One final note: your trick of treating the points P1, P2, and P3 like a quadratic Bezier will also give you a correct tangent. However, this will not give you the correct derivative.
This question is already correctly answered but I thought you'd like to know the underlying mathematics:
You are looking to find the end-slopes of a cubic bezier. Since the curve (i.e. its x and y values) is parametric in t, you will differentiate x and y w.r.t. t separately. The pair that you arrive at may be conceived of as the instantaneous "velocity" of a point travelling along the curve. So the point's initial velocity is zero (or more precisely a null-vector) in this case, but (most probably) the acceleration (or failing that, at least the rate of change of acceleration) will be non-zero, and hence the point's velocity will become non-zero (a non-null vector) and hence it will will move from those coordinates and trace out the curve.
But the slope as you visually perceive it is not parametric i.e. it does not depend on the time.

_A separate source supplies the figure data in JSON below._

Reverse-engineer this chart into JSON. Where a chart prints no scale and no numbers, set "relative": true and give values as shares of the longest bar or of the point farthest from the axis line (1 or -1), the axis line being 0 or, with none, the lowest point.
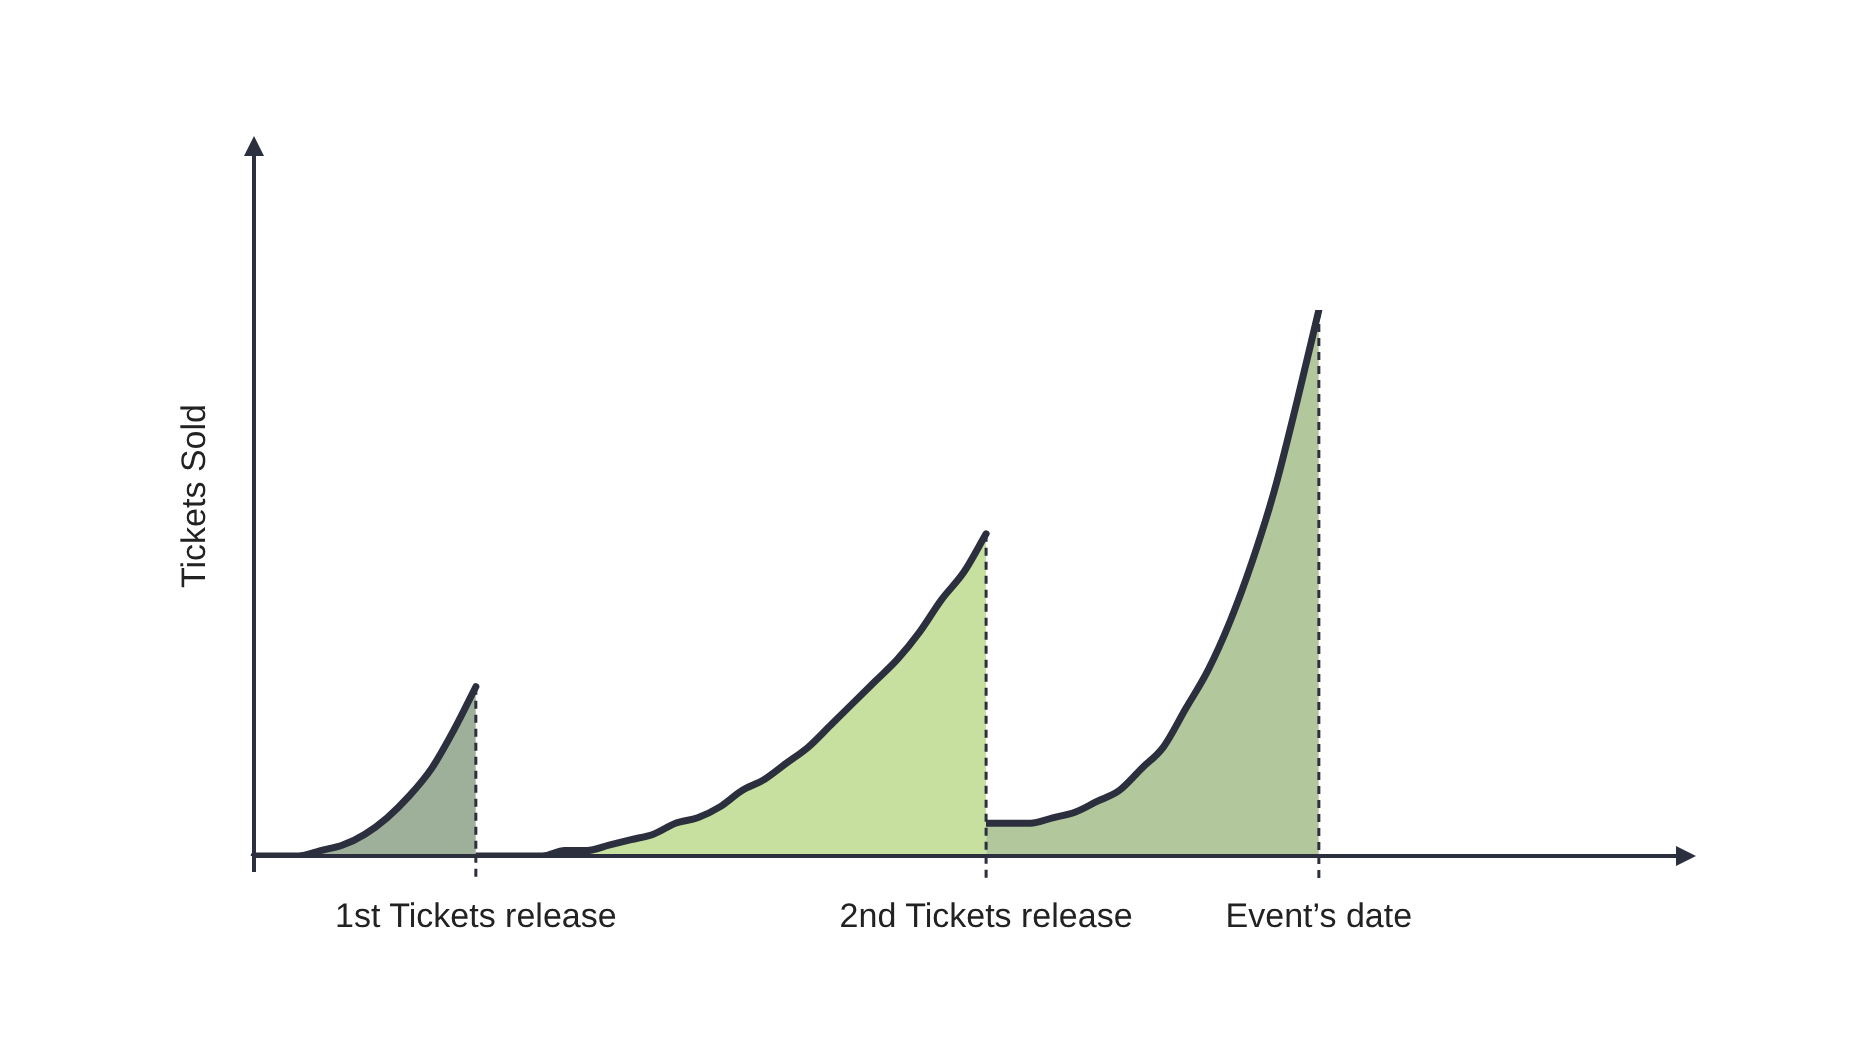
{
  "chart_data": {
    "type": "area",
    "relative": true,
    "ylabel": "Tickets Sold",
    "categories": [
      null,
      null,
      null,
      null,
      null,
      null,
      null,
      null,
      null,
      null,
      "1st Tickets release",
      null,
      null,
      null,
      null,
      null,
      null,
      null,
      null,
      null,
      null,
      null,
      null,
      null,
      null,
      null,
      null,
      null,
      null,
      null,
      null,
      null,
      null,
      "2nd Tickets release",
      null,
      null,
      null,
      null,
      null,
      null,
      null,
      null,
      null,
      null,
      null,
      null,
      null,
      null,
      "Event’s date",
      null,
      null,
      null,
      null,
      null,
      null,
      null,
      null,
      null,
      null,
      null,
      null,
      null,
      null,
      null,
      null,
      null
    ],
    "series": [
      {
        "color": "#9fb09a",
        "values": [
          0,
          0,
          0,
          0.01,
          0.02,
          0.04,
          0.07,
          0.11,
          0.16,
          0.23,
          0.31,
          null,
          null,
          null,
          null,
          null,
          null,
          null,
          null,
          null,
          null,
          null,
          null,
          null,
          null,
          null,
          null,
          null,
          null,
          null,
          null,
          null,
          null,
          null,
          null,
          null,
          null,
          null,
          null,
          null,
          null,
          null,
          null,
          null,
          null,
          null,
          null,
          null,
          null,
          null,
          null,
          null,
          null,
          null,
          null,
          null,
          null,
          null,
          null,
          null,
          null,
          null,
          null,
          null,
          null,
          null
        ]
      },
      {
        "color": "#c8e09f",
        "values": [
          null,
          null,
          null,
          null,
          null,
          null,
          null,
          null,
          null,
          null,
          0,
          0,
          0,
          0,
          0.01,
          0.01,
          0.02,
          0.03,
          0.04,
          0.06,
          0.07,
          0.09,
          0.12,
          0.14,
          0.17,
          0.2,
          0.24,
          0.28,
          0.32,
          0.36,
          0.41,
          0.47,
          0.52,
          0.59,
          null,
          null,
          null,
          null,
          null,
          null,
          null,
          null,
          null,
          null,
          null,
          null,
          null,
          null,
          null,
          null,
          null,
          null,
          null,
          null,
          null,
          null,
          null,
          null,
          null,
          null,
          null,
          null,
          null,
          null,
          null,
          null
        ]
      },
      {
        "color": "#b3c79d",
        "values": [
          null,
          null,
          null,
          null,
          null,
          null,
          null,
          null,
          null,
          null,
          null,
          null,
          null,
          null,
          null,
          null,
          null,
          null,
          null,
          null,
          null,
          null,
          null,
          null,
          null,
          null,
          null,
          null,
          null,
          null,
          null,
          null,
          null,
          0.06,
          0.06,
          0.06,
          0.07,
          0.08,
          0.1,
          0.12,
          0.16,
          0.2,
          0.27,
          0.34,
          0.43,
          0.54,
          0.67,
          0.83,
          1,
          null,
          null,
          null,
          null,
          null,
          null,
          null,
          null,
          null,
          null,
          null,
          null,
          null,
          null,
          null,
          null,
          null
        ]
      }
    ],
    "ref_lines": [
      {
        "axis": "x",
        "value": "1st Tickets release",
        "line_style": "dashed"
      },
      {
        "axis": "x",
        "value": "2nd Tickets release",
        "line_style": "dashed"
      },
      {
        "axis": "x",
        "value": "Event’s date",
        "line_style": "dashed"
      }
    ]
  }
}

I.O.W. what you are looking for is dy/dx, and not the pair (dx/dt, dy/dt), and given that dx/dt and dy/dt both are zero at t=0 for your curve, dy/dx = (dy/dt)/(dx/dt) = 0/0 which is indeterminate. To evaluate this, one must apply L'Hopital's rule. You can get the detailed treatment of the rule from the Wikipedia article but basically it means that to evaluate such indeterminate limits, we can differentiate the numerator f and denominator g separately to get f' and g' and then limit(f/g) is equal to limit(f'/g'). Now if p0, p1, p2 and p3 are the points defining your cubic, then:
dy / dt = ypart ( 3 * ( p1 - p0 ) + 6 * t * ( p2 - 2 * p1 + p0 ) + 3 * t ** 2 * ( p3 - 3 * p2 + 3 * p1 - p0 ) )
dx / dt = xpart ( 3 * ( p1 - p0 ) + 6 * t * ( p2 - 2 * p1 + p0 ) + 3 * t ** 2 * ( p3 - 3 * p2 + 3 * p1 - p0 ) )
-> (dy/dt) / (dx/dt) = ypart ( p1 - p0 ) / xpart ( p1 - p0 )
But this becomes indeterminate when p0 == p1. Now by L'Hopital's rule,
limit(t->0) [ (dy/dt) / (dx/dt) ] = limit(t->0) [ (d2y/dt2) / (d2x/dt2) ]
Now:
d2y/dt2 = ypart ( 6 * ( p2 - 2 * p1 + p0 ) + 6 * t * ( p3 - 3 * p2 + 3 * p1 - p0 ) )
d2x/dt2 = xpart ( 6 * ( p2 - 2 * p1 + p0 ) + 6 * t * ( p3 - 3 * p2 + 3 * p1 - p0 ) )
and at t = 0, (d2y/dt2) / (d2x/dt2) = ypart ( p2 - 2 * p1 + p0 ) / xpart ( p2 - 2 * p1 + p0 )
But since p1 == p0, this becomes: ypart ( p2 - p0 ) / xpart ( p2 - p0 ), which is exactly the result what Naaff told you. Note that if even p2 == p0 (a really degenerate curve, especially if cubic, in which case it will be just a straight line!), then even this will be indeterminate, and you can once more differentiate the numerator and denominator to get:
limit(dy/dx) = limit(t->0) [ (d3y/dt3) / (d3x/dt3) ] = ypart ( p3 - p0 ) / xpart ( p3 - p0 )
I hope it was useful for you... (BTW it doesn't seem as if TeX-like notation works here unlike on math.stackexchange, else I would provide math markup.)